Tra le storiche, l’elenco partenti vede nomi e vetture di assoluto rilievo, ciascuno dei quali ha ambizioni di vertice nei rispettivi raggruppamenti. Occhi puntati ad esempio sul driver e preparatore palermitano di Marineo Ciro Barbaccia, in cerca di punti preziosi sulla ammiratissima Paganucci di Gruppo BC2000 di 4 Raggruppamento. Vorrà dire la sua ovviamente il palermitano di origini campane Francesco Avitabile che con la BMW 320 di Classe Silhouette oltre 2000, tenterà l’acuto in 3 Raggruppamento, lo stesso raggruppamento in cui il messinese Salvatore Caristi, in Classe Silhouette 1300, vorrà rendere redditizia la cavalleria della sua Fiat 128 della scuderia Phoenix. Sempre da Messina arriva l’altro esperto Antonino Pino che non poteva mancare l’appuntamento con la Giarre Monsalice Milo sulla fida Alfa Romeo di Classe TC1300 di 3 Raggruppamento. Si preannuncia serrata la battaglia tra i due porschisti Gianfabio Varsallona e Nicola Scaccianoce che si contenderanno il vertice della Classe 2500 di 2 Raggruppamento sulle Porsche S e 911. Il palermitano naturalizzato a Catania Vincenzo Barone, sarà allo start con la fida Fiat 128 della scuderia Etna con la quale vorrà imprimere il proprio nome sull’albo d’oro in Classe TC 1150 del 2 Raggruppamento. Lotterà con il coltello tra i denti il palermitano “Oiram” con la spettacolare Lancia Fulvia di Gruppo GTS Classe 1300 di 1 Raggruppamento, lo stesso nel quale, vorrà dire la sua il catanese Antonio Mancuso su Alfa Romeo di Gruppo TC Classe 1600. Il conto alla rovescia, è chiaramente scandito dall’impegno degli organizzatori. “Anche per questa edizione – spiega Fabio Cavallaro – raccomandiamo al pubblico di prestare la massima attenzione e collaborazione. Ci auguriamo che sia un bel weekend di sport e agonismo. Ringraziamo l’assessore regionale allo sport Pappalardo e le amministrazioni comunali di Giarre, Santa Venerina e Milo, molto vicine all’evento per il loro imprescindibile supporto”.

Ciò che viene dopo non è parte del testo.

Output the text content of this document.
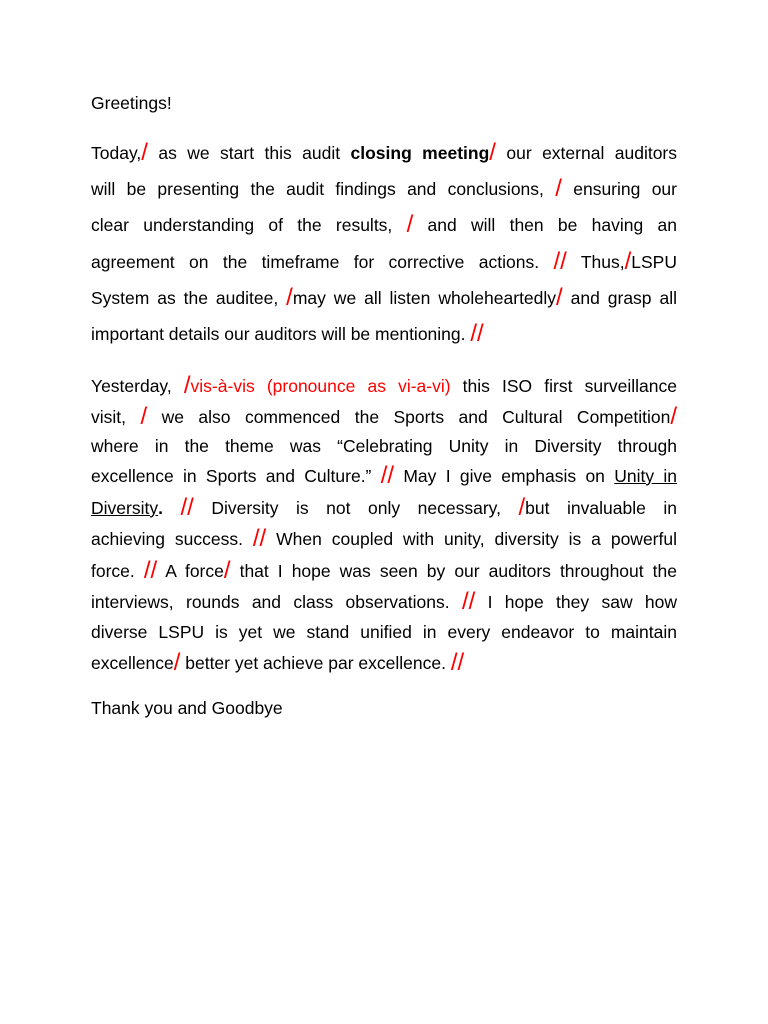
Greetings!

Today,/ as we start this audit closing meeting/ our external auditors
will be presenting the audit findings and conclusions, / ensuring our
clear understanding of the results, / and will then be having an
agreement on the timeframe for corrective actions. // Thus,/LSPU
System as the auditee, /may we all listen wholeheartedly/ and grasp all
important details our auditors will be mentioning. //
Yesterday, /vis-à-vis (pronounce as vi-a-vi) this ISO first surveillance
visit, / we also commenced the Sports and Cultural Competition/
where in the theme was “Celebrating Unity in Diversity through
excellence in Sports and Culture.” // May I give emphasis on Unity in
Diversity. // Diversity is not only necessary, /but invaluable in
achieving success. // When coupled with unity, diversity is a powerful
force. // A force/ that I hope was seen by our auditors throughout the
interviews, rounds and class observations. // I hope they saw how
diverse LSPU is yet we stand unified in every endeavor to maintain
excellence/ better yet achieve par excellence. //

Thank you and Goodbye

Classifica primi 10 nel 2017: 1 Domenico Cubeda (Osella FA 30 Zytek) in 6’33”32; 2 Spoto (Radical SR4 Suzuki) a 28”46; 3 Ferragina (Elia Avrio) a 29”87; 4 Vacca (Osella PA 200 Honda) a 29”94; 5 Cassibba G. (Osella PA 20/S BMW) a 36”58; 7 Maccarrone (Gloria CP7) a 39”70; 8 D’Urso (Radical SR4) a 47”37; 9 Miano R. (Elia Avrio) a 52”33; 10 Cassibba S. (Osella PA 30 Mugen) a 57”41.